I’m on an extended vacation in Italy with my spouse, so not posting much. But this part of my travel journal seems pertinent to sociology. In Venice, we visited the Church of the Frari. There is a lot of important and wonderful renaissance art here (the Titian and Bellini works were gorgeous), and we listened to an informative audio tape that described the art. But what blew me away the most was a piece that was not described in the audio and had no English (or Italian for that matter) interpretative material. Lots of Latin on the signs. Intricately carved statues of Black slaves in tattered clothes holding bags of flour? rice? on their shoulders and thereby supporting the edifice above — a rich Doge surrounded by angels and dragons. The slaves are very human and wear unhappy expressions. There are also two black skeletons holding scrolls that tell about his life. I thought that the artists were perhaps making a statement about the source of power and wealth. I spent a lot of time looking at it. To me, the “message” of the piece was unmistakable: this wealthy doge lived by exploiting the labor of suffering Black people. It seems to me that the artist had to intend some critique. But as the monument was meant to honor someone, maybe not. I bought a postcard so I could look this up later. It is the monument to Doge Giovanni Pesaro, designed by Baldassarre Longhena; the giant statues are by Melchior Barthel from Dresden.. You can see a lot of good-quality slides showing the details of this monument beginning here.
Here is some straightforward text description from one tour site.

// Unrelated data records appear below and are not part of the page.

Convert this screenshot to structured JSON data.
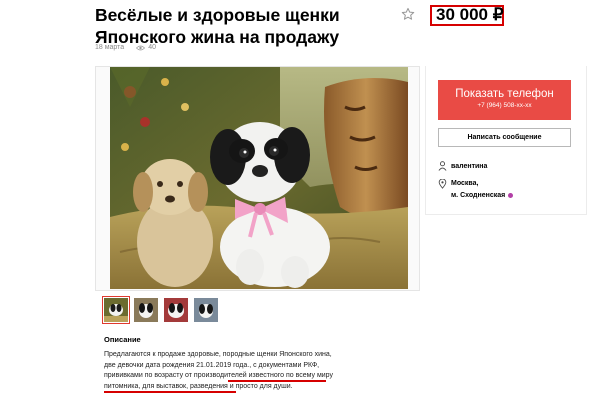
{
  "ad": {
    "title": "Весёлые и здоровые щенки Японского жина на продажу",
    "price": "30 000 ₽",
    "date": "18 марта",
    "views": "40"
  },
  "gallery": {
    "thumbnails": [
      "photo-1",
      "photo-2",
      "photo-3",
      "photo-4"
    ]
  },
  "description": {
    "heading": "Описание",
    "text": "Предлагаются к продаже здоровые, породные щенки Японского хина, две девочки дата рождения 21.01.2019 года., с документами РКФ, прививками по возрасту от производителей известного по всему миру питомника, для выставок, разведения и просто для души."
  },
  "contact": {
    "show_phone_label": "Показать телефон",
    "phone_masked": "+7 (964) 508-хх-хх",
    "message_label": "Написать сообщение",
    "seller_name": "валентина",
    "city": "Москва,",
    "metro": "м. Сходненская"
  },
  "colors": {
    "accent": "#e94b45",
    "highlight": "#d60000",
    "metro": "#b23fa6"
  },
  "icons": [
    "star-icon",
    "eye-icon",
    "user-icon",
    "location-pin-icon"
  ]
}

Here is another reaction: “Beyond the Titian, and over the small door of the S. Aisle, stands the gigantic, vulgar, and ugly monument of Doge Giovanni Pesaro, (d. 1659,) by Longhena and another. This is the worst Baroque work in this church, almost equaling in pretentious vulgarity the tomb of the Valiers in San Zanipolo. The boastful character of the monument is shown, not only in its vast size, but in its theatrically gesticulating Virtues, its fly-away Faith, Hope, and Charity, its oddly startled figure of the Doge, jumping forward under the canopy of his own sarcophagus, (which is supported by very fearsome nondescript animals,) and, above all, in the four figures of captive negroes (black marble faces with white eyes) which sustain the whole. The skeletons below are in the vilest taste of their period. The bombastic Latin inscriptions, exactly paralleling the style of the tomb, state that the Doge “lived 70 years,” ” unlived,” (not died,) “in the year 1659,” and “lived again in this monument in the year 1669.” A monstrous and hideous nightmare.” Source: http://www.oldandsold.com/articles29/venice-30.shtml >
From Mark Twain, Innocents Abroad: “The monument to the doge Giovanni Pesaro, in this church, is a curiosity in the way of mortuary adornment. It is eighty feet high and is fronted like some fantastic pagan temple. Against it stand four colossal Nubians, as black as night, dressed in white marble garments. The black legs are bare, and through rents in sleeves and breeches, the skin, of shiny black marble, shows. The artist was as ingenious as his funeral designs were absurd. There are two bronze skeletons bearing scrolls, and two great dragons uphold the sarcophagus. On high, amid all this grotesqueness, sits the departed doge.” Source: http://twain.thefreelibrary.com/The-Innocents-Abroad/23-1#Pesaro
My spouse and I keep debating whether the artist meant to glorify the doge or meant some social critique. The doge was dead when the monument was built so its object did not have to be consulted. It obviously had to be at least readable as honor by his heirs. But was a critical alternate reading meant by the artist, or am I just imposing it later with my own sensibilities? If it almost universally strikes viewers as ugly and vile, can this reaction not have been meant by the artist? The Internet tells me that very little is written about this monument in English. I wonder if anybody knows.